Curve’s First Lesbro
Everyone from Jennifer Weiner (author of In Her Shoes) to People and Details magazines to, well, Curve itself, has given gay author, blogger and NPR commentator Marc Acito’s brilliant second novel, Attack of the Theater People, dazzling reviews since it came out last year. Set in 1986, the book follows 20-year-old Edward Zanni, who is thrown out of Juilliard over “creative differences.” He thought he could act—the school’s faculty did not. It’s in Acito’s debut novel, How I Paid for College, that we first meet Edward, then a feckless Ferris Bueller type, in 1983 New Jersey, who must find a way (think embezzlement, forgery and blackmail meets, horny teens and theater geeks) to pay for Juilliard after his remarried father refuses to do so. Much like his hero, Acito, too, dreamed of acting school, though he says he never resorted to crime to pay tuition. In high school he was “the guy who wore Capezio dance shoes and leg warmers to school.” Acito attended the music theater program at Carnegie-Mellon University. “I changed it to Juilliard in How I Paid for College because no one wants to read a book about a kid whose dream is to go to Pittsburgh,” he says.
Acito, too, was kicked out over similar artistic differences, which spawned the idea for Attack. Though he’s glib about his critical adoration (his bio quips: “For those who do not know me, I'm very famous.”), Acito’s work has garnered a number of accolades, has been optioned for film by Columbia Pictures, and has been translated into five languages, which, says Acito, “I can’t read. Though I can now say ‘cunnilingus’ in Norwegian.”
This, uh, unusual oral knowledge may be just one reason why Acito has a huge fan base—among lesbians. Others? He penned the essay, “Why I Heart Lesbians” for Curve (Vol. 19 #1), he tried something new every day for a year, which he chronicled in his blog (The Gospel According to Marc), and two of the most enduring main characters in his novels are lesbian couple Kelly and Ziba.

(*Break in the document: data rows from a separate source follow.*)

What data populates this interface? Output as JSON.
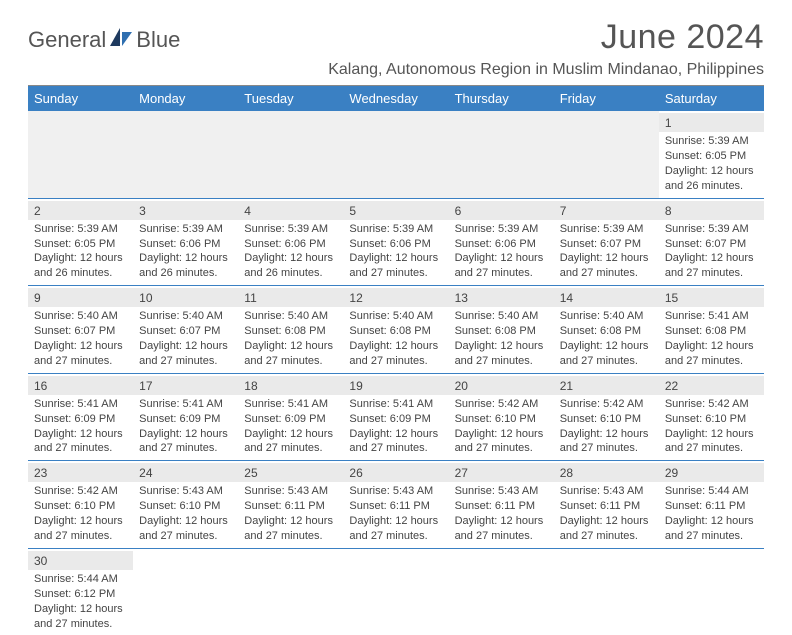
{
  "brand": {
    "word1": "General",
    "word2": "Blue"
  },
  "header": {
    "month_title": "June 2024",
    "location": "Kalang, Autonomous Region in Muslim Mindanao, Philippines"
  },
  "colors": {
    "header_bg": "#3a80c3",
    "header_text": "#ffffff",
    "rule": "#3a80c3",
    "daynum_bg": "#eaeaea",
    "text": "#444444",
    "logo_accent": "#2f6fb0"
  },
  "calendar": {
    "day_names": [
      "Sunday",
      "Monday",
      "Tuesday",
      "Wednesday",
      "Thursday",
      "Friday",
      "Saturday"
    ],
    "weeks": [
      [
        null,
        null,
        null,
        null,
        null,
        null,
        {
          "n": "1",
          "sr": "Sunrise: 5:39 AM",
          "ss": "Sunset: 6:05 PM",
          "d1": "Daylight: 12 hours",
          "d2": "and 26 minutes."
        }
      ],
      [
        {
          "n": "2",
          "sr": "Sunrise: 5:39 AM",
          "ss": "Sunset: 6:05 PM",
          "d1": "Daylight: 12 hours",
          "d2": "and 26 minutes."
        },
        {
          "n": "3",
          "sr": "Sunrise: 5:39 AM",
          "ss": "Sunset: 6:06 PM",
          "d1": "Daylight: 12 hours",
          "d2": "and 26 minutes."
        },
        {
          "n": "4",
          "sr": "Sunrise: 5:39 AM",
          "ss": "Sunset: 6:06 PM",
          "d1": "Daylight: 12 hours",
          "d2": "and 26 minutes."
        },
        {
          "n": "5",
          "sr": "Sunrise: 5:39 AM",
          "ss": "Sunset: 6:06 PM",
          "d1": "Daylight: 12 hours",
          "d2": "and 27 minutes."
        },
        {
          "n": "6",
          "sr": "Sunrise: 5:39 AM",
          "ss": "Sunset: 6:06 PM",
          "d1": "Daylight: 12 hours",
          "d2": "and 27 minutes."
        },
        {
          "n": "7",
          "sr": "Sunrise: 5:39 AM",
          "ss": "Sunset: 6:07 PM",
          "d1": "Daylight: 12 hours",
          "d2": "and 27 minutes."
        },
        {
          "n": "8",
          "sr": "Sunrise: 5:39 AM",
          "ss": "Sunset: 6:07 PM",
          "d1": "Daylight: 12 hours",
          "d2": "and 27 minutes."
        }
      ],
      [
        {
          "n": "9",
          "sr": "Sunrise: 5:40 AM",
          "ss": "Sunset: 6:07 PM",
          "d1": "Daylight: 12 hours",
          "d2": "and 27 minutes."
        },
        {
          "n": "10",
          "sr": "Sunrise: 5:40 AM",
          "ss": "Sunset: 6:07 PM",
          "d1": "Daylight: 12 hours",
          "d2": "and 27 minutes."
        },
        {
          "n": "11",
          "sr": "Sunrise: 5:40 AM",
          "ss": "Sunset: 6:08 PM",
          "d1": "Daylight: 12 hours",
          "d2": "and 27 minutes."
        },
        {
          "n": "12",
          "sr": "Sunrise: 5:40 AM",
          "ss": "Sunset: 6:08 PM",
          "d1": "Daylight: 12 hours",
          "d2": "and 27 minutes."
        },
        {
          "n": "13",
          "sr": "Sunrise: 5:40 AM",
          "ss": "Sunset: 6:08 PM",
          "d1": "Daylight: 12 hours",
          "d2": "and 27 minutes."
        },
        {
          "n": "14",
          "sr": "Sunrise: 5:40 AM",
          "ss": "Sunset: 6:08 PM",
          "d1": "Daylight: 12 hours",
          "d2": "and 27 minutes."
        },
        {
          "n": "15",
          "sr": "Sunrise: 5:41 AM",
          "ss": "Sunset: 6:08 PM",
          "d1": "Daylight: 12 hours",
          "d2": "and 27 minutes."
        }
      ],
      [
        {
          "n": "16",
          "sr": "Sunrise: 5:41 AM",
          "ss": "Sunset: 6:09 PM",
          "d1": "Daylight: 12 hours",
          "d2": "and 27 minutes."
        },
        {
          "n": "17",
          "sr": "Sunrise: 5:41 AM",
          "ss": "Sunset: 6:09 PM",
          "d1": "Daylight: 12 hours",
          "d2": "and 27 minutes."
        },
        {
          "n": "18",
          "sr": "Sunrise: 5:41 AM",
          "ss": "Sunset: 6:09 PM",
          "d1": "Daylight: 12 hours",
          "d2": "and 27 minutes."
        },
        {
          "n": "19",
          "sr": "Sunrise: 5:41 AM",
          "ss": "Sunset: 6:09 PM",
          "d1": "Daylight: 12 hours",
          "d2": "and 27 minutes."
        },
        {
          "n": "20",
          "sr": "Sunrise: 5:42 AM",
          "ss": "Sunset: 6:10 PM",
          "d1": "Daylight: 12 hours",
          "d2": "and 27 minutes."
        },
        {
          "n": "21",
          "sr": "Sunrise: 5:42 AM",
          "ss": "Sunset: 6:10 PM",
          "d1": "Daylight: 12 hours",
          "d2": "and 27 minutes."
        },
        {
          "n": "22",
          "sr": "Sunrise: 5:42 AM",
          "ss": "Sunset: 6:10 PM",
          "d1": "Daylight: 12 hours",
          "d2": "and 27 minutes."
        }
      ],
      [
        {
          "n": "23",
          "sr": "Sunrise: 5:42 AM",
          "ss": "Sunset: 6:10 PM",
          "d1": "Daylight: 12 hours",
          "d2": "and 27 minutes."
        },
        {
          "n": "24",
          "sr": "Sunrise: 5:43 AM",
          "ss": "Sunset: 6:10 PM",
          "d1": "Daylight: 12 hours",
          "d2": "and 27 minutes."
        },
        {
          "n": "25",
          "sr": "Sunrise: 5:43 AM",
          "ss": "Sunset: 6:11 PM",
          "d1": "Daylight: 12 hours",
          "d2": "and 27 minutes."
        },
        {
          "n": "26",
          "sr": "Sunrise: 5:43 AM",
          "ss": "Sunset: 6:11 PM",
          "d1": "Daylight: 12 hours",
          "d2": "and 27 minutes."
        },
        {
          "n": "27",
          "sr": "Sunrise: 5:43 AM",
          "ss": "Sunset: 6:11 PM",
          "d1": "Daylight: 12 hours",
          "d2": "and 27 minutes."
        },
        {
          "n": "28",
          "sr": "Sunrise: 5:43 AM",
          "ss": "Sunset: 6:11 PM",
          "d1": "Daylight: 12 hours",
          "d2": "and 27 minutes."
        },
        {
          "n": "29",
          "sr": "Sunrise: 5:44 AM",
          "ss": "Sunset: 6:11 PM",
          "d1": "Daylight: 12 hours",
          "d2": "and 27 minutes."
        }
      ],
      [
        {
          "n": "30",
          "sr": "Sunrise: 5:44 AM",
          "ss": "Sunset: 6:12 PM",
          "d1": "Daylight: 12 hours",
          "d2": "and 27 minutes."
        },
        null,
        null,
        null,
        null,
        null,
        null
      ]
    ]
  }
}
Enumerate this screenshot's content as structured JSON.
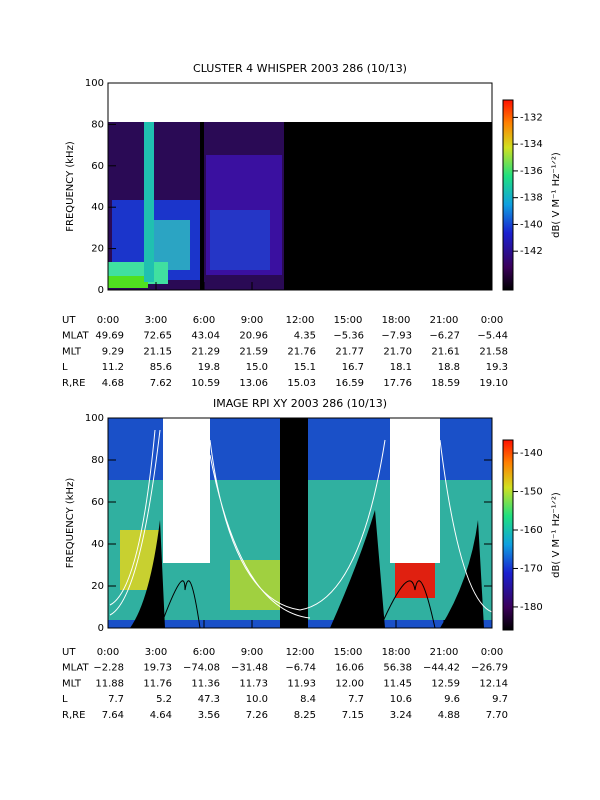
{
  "chart_data": [
    {
      "type": "spectrogram",
      "title": "CLUSTER 4 WHISPER 2003 286 (10/13)",
      "ylabel": "FREQUENCY (kHz)",
      "ylim": [
        0,
        100
      ],
      "yticks": [
        0,
        20,
        40,
        60,
        80,
        100
      ],
      "xticks": [
        "0:00",
        "3:00",
        "6:00",
        "9:00",
        "12:00",
        "15:00",
        "18:00",
        "21:00",
        "0:00"
      ],
      "xlabel": "UT",
      "colorbar": {
        "label": "dB( V M⁻¹ Hz⁻¹ᐟ²)",
        "lim": [
          -130.7,
          -144.9
        ],
        "ticks": [
          -132,
          -134,
          -136,
          -138,
          -140,
          -142
        ]
      },
      "ephemeris": [
        {
          "name": "MLAT",
          "values": [
            "49.69",
            "72.65",
            "43.04",
            "20.96",
            "4.35",
            "−5.36",
            "−7.93",
            "−6.27",
            "−5.44"
          ]
        },
        {
          "name": "MLT",
          "values": [
            "9.29",
            "21.15",
            "21.29",
            "21.59",
            "21.76",
            "21.77",
            "21.70",
            "21.61",
            "21.58"
          ]
        },
        {
          "name": "L",
          "values": [
            "11.2",
            "85.6",
            "19.8",
            "15.0",
            "15.1",
            "16.7",
            "18.1",
            "18.8",
            "19.3"
          ]
        },
        {
          "name": "R,RE",
          "values": [
            "4.68",
            "7.62",
            "10.59",
            "13.06",
            "15.03",
            "16.59",
            "17.76",
            "18.59",
            "19.10"
          ]
        }
      ]
    },
    {
      "type": "spectrogram",
      "title": "IMAGE RPI XY 2003 286 (10/13)",
      "ylabel": "FREQUENCY (kHz)",
      "ylim": [
        0,
        100
      ],
      "yticks": [
        0,
        20,
        40,
        60,
        80,
        100
      ],
      "xticks": [
        "0:00",
        "3:00",
        "6:00",
        "9:00",
        "12:00",
        "15:00",
        "18:00",
        "21:00",
        "0:00"
      ],
      "xlabel": "UT",
      "colorbar": {
        "label": "dB( V M⁻¹ Hz⁻¹ᐟ²)",
        "lim": [
          -136.6,
          -186
        ],
        "ticks": [
          -140,
          -150,
          -160,
          -170,
          -180
        ]
      },
      "ephemeris": [
        {
          "name": "MLAT",
          "values": [
            "−2.28",
            "19.73",
            "−74.08",
            "−31.48",
            "−6.74",
            "16.06",
            "56.38",
            "−44.42",
            "−26.79"
          ]
        },
        {
          "name": "MLT",
          "values": [
            "11.88",
            "11.76",
            "11.36",
            "11.73",
            "11.93",
            "12.00",
            "11.45",
            "12.59",
            "12.14"
          ]
        },
        {
          "name": "L",
          "values": [
            "7.7",
            "5.2",
            "47.3",
            "10.0",
            "8.4",
            "7.7",
            "10.6",
            "9.6",
            "9.7"
          ]
        },
        {
          "name": "R,RE",
          "values": [
            "7.64",
            "4.64",
            "3.56",
            "7.26",
            "8.25",
            "7.15",
            "3.24",
            "4.88",
            "7.70"
          ]
        }
      ]
    }
  ]
}
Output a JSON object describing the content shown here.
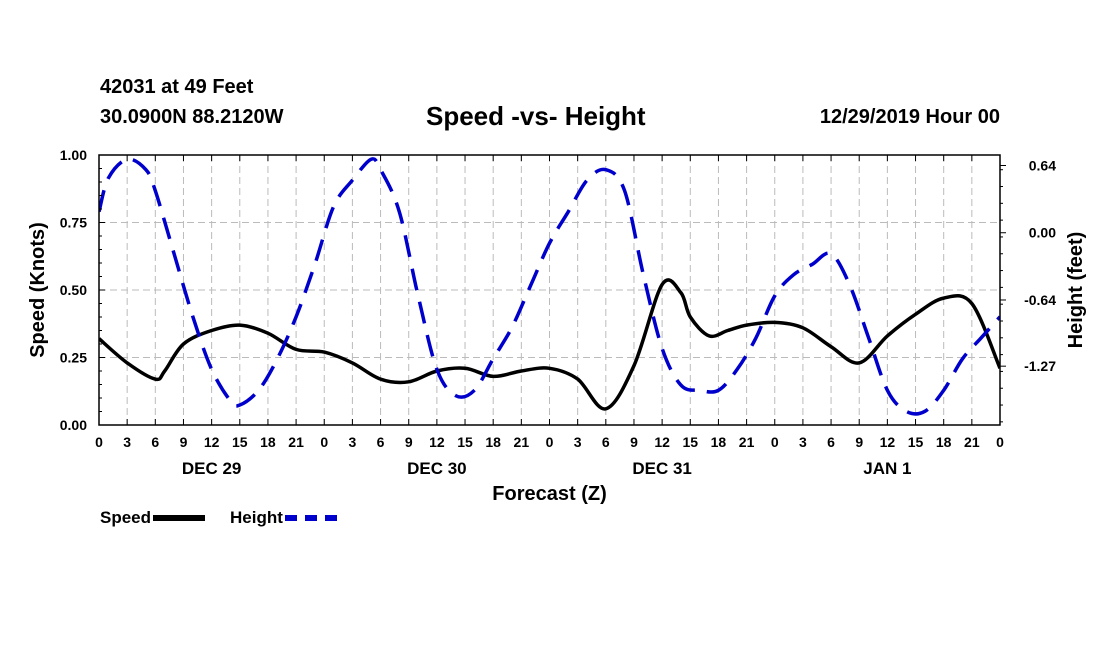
{
  "header": {
    "station": "42031 at 49 Feet",
    "coords": "30.0900N 88.2120W",
    "title": "Speed -vs- Height",
    "datetime": "12/29/2019 Hour 00"
  },
  "chart_data": {
    "type": "line",
    "title": "Speed -vs- Height",
    "xlabel": "Forecast (Z)",
    "ylabel": "Speed (Knots)",
    "y2label": "Height (feet)",
    "x_tick_labels": [
      "0",
      "3",
      "6",
      "9",
      "12",
      "15",
      "18",
      "21",
      "0",
      "3",
      "6",
      "9",
      "12",
      "15",
      "18",
      "21",
      "0",
      "3",
      "6",
      "9",
      "12",
      "15",
      "18",
      "21",
      "0",
      "3",
      "6",
      "9",
      "12",
      "15",
      "18",
      "21",
      "0"
    ],
    "day_labels": [
      {
        "label": "DEC 29",
        "hour": 12
      },
      {
        "label": "DEC 30",
        "hour": 36
      },
      {
        "label": "DEC 31",
        "hour": 60
      },
      {
        "label": "JAN 1",
        "hour": 84
      }
    ],
    "xlim": [
      0,
      96
    ],
    "ylim": [
      0,
      1.0
    ],
    "y_ticks": [
      "0.00",
      "0.25",
      "0.50",
      "0.75",
      "1.00"
    ],
    "y2lim": [
      -1.83,
      0.74
    ],
    "y2_ticks": [
      0.64,
      0.0,
      -0.64,
      -1.27
    ],
    "y2_tick_labels": [
      "0.64",
      "0.00",
      "-0.64",
      "-1.27"
    ],
    "grid": true,
    "legend": [
      {
        "name": "Speed",
        "style": "solid",
        "color": "#000000"
      },
      {
        "name": "Height",
        "style": "dashed",
        "color": "#0000cc"
      }
    ],
    "series": [
      {
        "name": "Speed",
        "axis": "left",
        "color": "#000000",
        "x": [
          0,
          3,
          6,
          7,
          9,
          12,
          15,
          18,
          21,
          24,
          27,
          30,
          33,
          36,
          39,
          42,
          45,
          48,
          51,
          54,
          57,
          60,
          62,
          63,
          65,
          67,
          69,
          72,
          75,
          78,
          81,
          84,
          87,
          90,
          93,
          96
        ],
        "values": [
          0.32,
          0.23,
          0.17,
          0.2,
          0.3,
          0.35,
          0.37,
          0.34,
          0.28,
          0.27,
          0.23,
          0.17,
          0.16,
          0.2,
          0.21,
          0.18,
          0.2,
          0.21,
          0.17,
          0.06,
          0.22,
          0.52,
          0.49,
          0.4,
          0.33,
          0.35,
          0.37,
          0.38,
          0.36,
          0.29,
          0.23,
          0.33,
          0.41,
          0.47,
          0.45,
          0.21
        ]
      },
      {
        "name": "Height",
        "axis": "right",
        "color": "#0000cc",
        "x": [
          0,
          1,
          3,
          5,
          6,
          8,
          10,
          12,
          14,
          15,
          17,
          19,
          21,
          23,
          25,
          27,
          29,
          30,
          32,
          34,
          36,
          38,
          40,
          42,
          44,
          46,
          48,
          50,
          52,
          54,
          56,
          58,
          60,
          62,
          64,
          66,
          68,
          70,
          72,
          74,
          76,
          78,
          80,
          82,
          84,
          86,
          88,
          90,
          92,
          94,
          96
        ],
        "values": [
          0.2,
          0.52,
          0.7,
          0.6,
          0.4,
          -0.2,
          -0.8,
          -1.3,
          -1.6,
          -1.64,
          -1.5,
          -1.2,
          -0.8,
          -0.3,
          0.25,
          0.5,
          0.7,
          0.6,
          0.2,
          -0.6,
          -1.3,
          -1.55,
          -1.5,
          -1.2,
          -0.9,
          -0.5,
          -0.1,
          0.2,
          0.5,
          0.6,
          0.4,
          -0.4,
          -1.1,
          -1.45,
          -1.5,
          -1.5,
          -1.3,
          -1.0,
          -0.6,
          -0.4,
          -0.3,
          -0.2,
          -0.5,
          -1.0,
          -1.5,
          -1.7,
          -1.7,
          -1.5,
          -1.2,
          -1.0,
          -0.8
        ]
      }
    ]
  }
}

Though his books are a Rorschach test of sorts (young adult, memoir, queer literature, mainstream comedy, chick lit are all bandied about) his readers count a bevy of queer babes and very often this funny queer author—whose partner of 20 plus years is writer Floyd Sklaver—holds court with more women than men at his public appearances. For this, and the fact that, well, we adore him as well, we named Marc Acito (who happens to be Sandra Dee’s second cousin!) Curve’s first ever Lesbro (i.e. a queer dude that Curve loves enough to deem worthy of taking a fraction of space from women in our publication). Here’s his quick dish.
Attack of the Theater People features the same cast of characters, including the fabulous lesbian couple Kelly and Ziba. Very few gay men include lesbians in their works. Why did you?
I had an epiphany watching the touring company of RENT. Here's this show where kids lined up to get discount tickets and scream in the theater in a way I haven't heard since the high school musical, and there are three couples in it—one straight, one gay, and one lesbian—each presented equally without judgment. I wanted to reflect that spectrum of experience in my work. Plus girl-on-girl action is hot.
How do you keep Kelly and Ziba real? How do you nail (for lack of a better word) the lesbian elements?
Even though I'm a big attention hog, I'm actually quite observant. So I thought about all the various lesbians I know, creating the characters the way Dr. Frankenstein built his monster—out of spare body parts.
Your website got voted one of the top chick lit blogs. Did you think the honor was amusing?
It beats being called dick lit.
The best part of Attack was the Springsteen tribute band. If you had to do a lesbian tribute band what would it be?
Xena and the Sign Language Interpreters.
You've been called the gay Dave Berry. What does Dave think of that?
He looked me right in the eye and said, "Let's just get one thing clear. I’m the gay Dave Barry."
What girl would you go lesbian for?
You know that malnourished African baby that Selma Hayek breastfed? I totally envy that kid.
You and your partner Floyd have been together a long time, right? Tell me how long, how you met and how you know it’s love still.
We met working in a Broadway general manager’s office in 1986. He invited me on the gayest date ever—to watch the Liberace concert from the stage manager’s booth at Radio City—and I knew we were meant to be together. After 22 years, he still makes my heart sing. It's occasionally off-key, but it still sings.
What female authors do you read, look up to, feel challenged by?
Patricia Highsmith for suspense, Agatha Christie for mystery and Nora Ephron for laughs.
If you couldn't be an author, what would you be?
Did I mention the African baby Selma Hayek breastfed?